CLARKSVILLE — A traffic stop for a broken tail light made on Eastern Boulevard on Sunday resulted in Clarksville Police Department officers arresting two brothers on a preliminary charge of manufacturing methamphetamine.
Christopher Zaepfel, 37, of 514 Henry Mason Way in Jeffersonville, and Joseph Zaepfel, 33, of 1732 Division St. in New Albany, were arrested after police found what they described as two “shake and bake” methamphetamine labs and other items used to produce methamphetamine in the vehicle. After the traffic stop, police found the vehicle to be uninsured and with expired tags. A tow truck was contacted to remove the vehicle from the roadway until its paperwork could be brought up to date.
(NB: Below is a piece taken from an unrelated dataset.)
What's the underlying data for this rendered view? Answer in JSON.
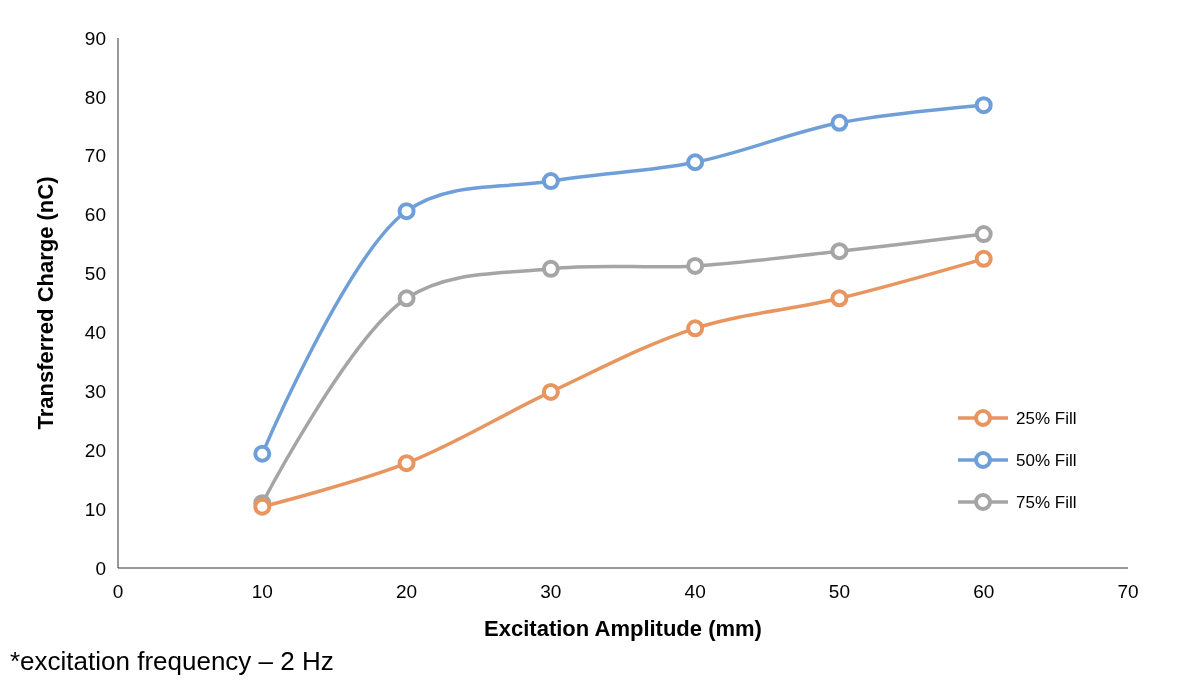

Police then conducted a procedural inventory check of the vehicle before it was to be towed away, CPD Cpl. Detective Joel DeMoss said. He said as officers conducted the inventory check, they found two compact methamphetamine labs hidden below the floorboard of the back passenger’s seat.
He said methamphetamine labs of the kind found in the vehicle can produce about 3 to 5 grams of methamphetamine and can be used more than once. DeMoss said both of the men denied ownership of the methamphetamine labs found in the vehicle.
Items used in the manufacturing of methamphetamine were also found in the vehicle, including camping fuel and drain cleaner.
The brothers were taken into custody on the side of the roadway and transported to the Michael L. Becher Adult Correctional Complex in Jeffersonville.
Christopher Zaepfel was preliminarily charged with manufacturing methamphetamine, a class B felony, possession of methamphetamine precursor, a class D, and maintaining a common nuisance, a class D felony. Joseph Zaepfel was preliminarily charged with manufacturing methamphetamine, a class B felony, possession of methamphetamine precursor, a class D, and visiting a common nuisance, a class A misdemeanor.
DeMoss said getting two methamphetamine labs off the street following a simple traffic stop is the result of officers doing what they are trained to do.
“We didn’t get lucky,” DeMoss said. “It’s just good police work.”